Il totale degli interessi, ogni motivazione, tutti i valori poggiano sulle emozioni. Noi viviamo i nostri giorni felici, allegri, eccitanti o deprimenti, noiosi, deludenti. Perfino il proposito di abbordare una situazione da un punto di vista strettamente logico è una scelta, una decisione emozionale.

Nel sistema nervoso cerebrale pienamente occupato a elaborare il totale degli stimoli sensori per un impiego utile, assegnando continuamente significato e importanza e occupato a pianificare i pensieri, da stime riconosciute hanno luogo circa 2,3 milioni di miliardi (2,3 x 1015) di operazioni di calcolo al secondo. E poiché l’alimentazione energetica del cervello è sempre prioritaria, questa energia fa difetto in altri posti. Influenze ambientali come antenne di comunicazione mobili o statiche più una grande quantità di Noxa o agenti patogeni, acuiscono significativamente il problema del consumo energetico.

La deficienza energetica rende estremamente vulnerabili le cellule del sistema nervoso e muscolare. All’inizio noi siamo nervosi e tesi, e quando la mancanza di energia tende a durare arrivano allora i disturbi funzionali più diversi. Corpo e psiche soffrono e queste sofferenze si amplificano a vicenda. Tinnito, sordità, insonnia, irrequietezza, bourn-out e depressioni sono le conseguenze. La prossima intensificazione sbocca nella malattia che si manifesta quasi ovunque come infiammazioni in più organi con espansione nel corpo intero. Dopo diversi anni il cancro è un risultato quasi ineluttabile.

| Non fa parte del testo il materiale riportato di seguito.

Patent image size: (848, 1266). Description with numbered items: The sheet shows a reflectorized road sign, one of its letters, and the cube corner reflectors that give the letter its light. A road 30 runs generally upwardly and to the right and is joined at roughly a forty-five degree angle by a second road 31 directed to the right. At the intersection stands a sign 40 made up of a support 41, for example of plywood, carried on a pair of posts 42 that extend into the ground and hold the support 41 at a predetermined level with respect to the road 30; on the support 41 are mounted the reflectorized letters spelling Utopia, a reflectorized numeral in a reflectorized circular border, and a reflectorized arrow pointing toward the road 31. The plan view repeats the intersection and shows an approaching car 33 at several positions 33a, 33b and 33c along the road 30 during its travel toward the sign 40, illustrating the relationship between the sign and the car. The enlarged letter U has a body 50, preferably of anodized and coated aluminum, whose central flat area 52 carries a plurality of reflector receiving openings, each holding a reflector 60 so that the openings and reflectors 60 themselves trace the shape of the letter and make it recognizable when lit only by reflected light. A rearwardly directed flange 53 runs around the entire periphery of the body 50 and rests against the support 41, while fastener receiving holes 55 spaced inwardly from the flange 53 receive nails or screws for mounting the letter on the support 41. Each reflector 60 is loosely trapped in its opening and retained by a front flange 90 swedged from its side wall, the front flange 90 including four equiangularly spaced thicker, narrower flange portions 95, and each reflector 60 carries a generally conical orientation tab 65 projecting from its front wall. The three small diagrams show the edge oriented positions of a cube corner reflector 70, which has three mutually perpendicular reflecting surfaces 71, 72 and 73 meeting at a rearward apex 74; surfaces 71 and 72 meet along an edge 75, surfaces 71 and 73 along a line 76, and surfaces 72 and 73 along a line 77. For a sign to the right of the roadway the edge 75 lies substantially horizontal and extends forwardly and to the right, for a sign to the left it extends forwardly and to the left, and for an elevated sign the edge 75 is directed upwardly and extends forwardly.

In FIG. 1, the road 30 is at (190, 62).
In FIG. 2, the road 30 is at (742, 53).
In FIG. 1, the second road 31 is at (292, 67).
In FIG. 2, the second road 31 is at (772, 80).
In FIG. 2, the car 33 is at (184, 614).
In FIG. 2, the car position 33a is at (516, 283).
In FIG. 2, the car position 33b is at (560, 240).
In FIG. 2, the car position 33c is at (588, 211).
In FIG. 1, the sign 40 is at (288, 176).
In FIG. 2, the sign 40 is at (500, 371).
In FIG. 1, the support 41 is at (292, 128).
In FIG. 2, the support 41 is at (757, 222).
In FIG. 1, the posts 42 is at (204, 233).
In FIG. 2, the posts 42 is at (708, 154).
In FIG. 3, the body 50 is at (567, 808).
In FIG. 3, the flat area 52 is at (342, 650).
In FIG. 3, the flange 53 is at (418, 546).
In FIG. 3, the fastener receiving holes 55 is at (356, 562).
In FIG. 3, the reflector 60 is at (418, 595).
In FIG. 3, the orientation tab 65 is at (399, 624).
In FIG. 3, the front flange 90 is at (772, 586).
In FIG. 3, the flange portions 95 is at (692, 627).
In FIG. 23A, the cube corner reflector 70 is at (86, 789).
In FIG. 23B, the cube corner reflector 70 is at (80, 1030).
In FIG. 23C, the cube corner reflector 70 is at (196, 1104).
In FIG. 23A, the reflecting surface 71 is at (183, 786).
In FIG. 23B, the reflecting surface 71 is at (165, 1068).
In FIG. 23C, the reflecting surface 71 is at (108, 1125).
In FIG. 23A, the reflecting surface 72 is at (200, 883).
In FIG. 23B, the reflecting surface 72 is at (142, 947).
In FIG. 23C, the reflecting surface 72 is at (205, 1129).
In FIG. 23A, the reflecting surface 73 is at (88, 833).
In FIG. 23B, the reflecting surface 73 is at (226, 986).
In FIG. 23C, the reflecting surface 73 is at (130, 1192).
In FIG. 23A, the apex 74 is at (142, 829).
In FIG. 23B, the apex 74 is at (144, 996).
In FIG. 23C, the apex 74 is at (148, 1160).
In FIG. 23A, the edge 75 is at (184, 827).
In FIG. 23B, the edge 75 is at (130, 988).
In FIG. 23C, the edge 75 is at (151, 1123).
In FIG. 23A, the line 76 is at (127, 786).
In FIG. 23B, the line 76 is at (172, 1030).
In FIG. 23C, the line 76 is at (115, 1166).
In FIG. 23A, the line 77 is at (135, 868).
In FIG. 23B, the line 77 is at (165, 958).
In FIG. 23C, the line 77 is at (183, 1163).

Il tremendo carico di stimoli e informazioni in presenza di deficienza energetica è la causa del forte aumento di malattie psichiche. Dai dati delle casse malati, in Germania queste patologie da 500mila nel 1990, erano il doppio nel 2012. Anche in Francia, Nordamerica e Giappone le malattie psichiche sono in continuo aumento. Lo stesso vale per i paesi con una crescita economica esplosiva come Cina e Brasile. Le depressioni secondo quando rilevato dall’OMS, si situano nel frattempo al secondo posto come causa di invalidità di lunga durata.

Come possiamo invertire la marcia? Come lavorano insieme dentro di noi le componenti? È un tema che tratteremo nel prossimo capitolo.

Fino ad ora abbiamo presentato le proprietà più importanti delle singole componenti delle persone in forma più o meno isolata. Ma è proprio il gioco di squadra di tutte le componenti che connota gl’individui. Dall’osservazione di questo gioco di squadra si schiudono ai nostri occhi meccanismi che ci lasciano con il fiato sospeso.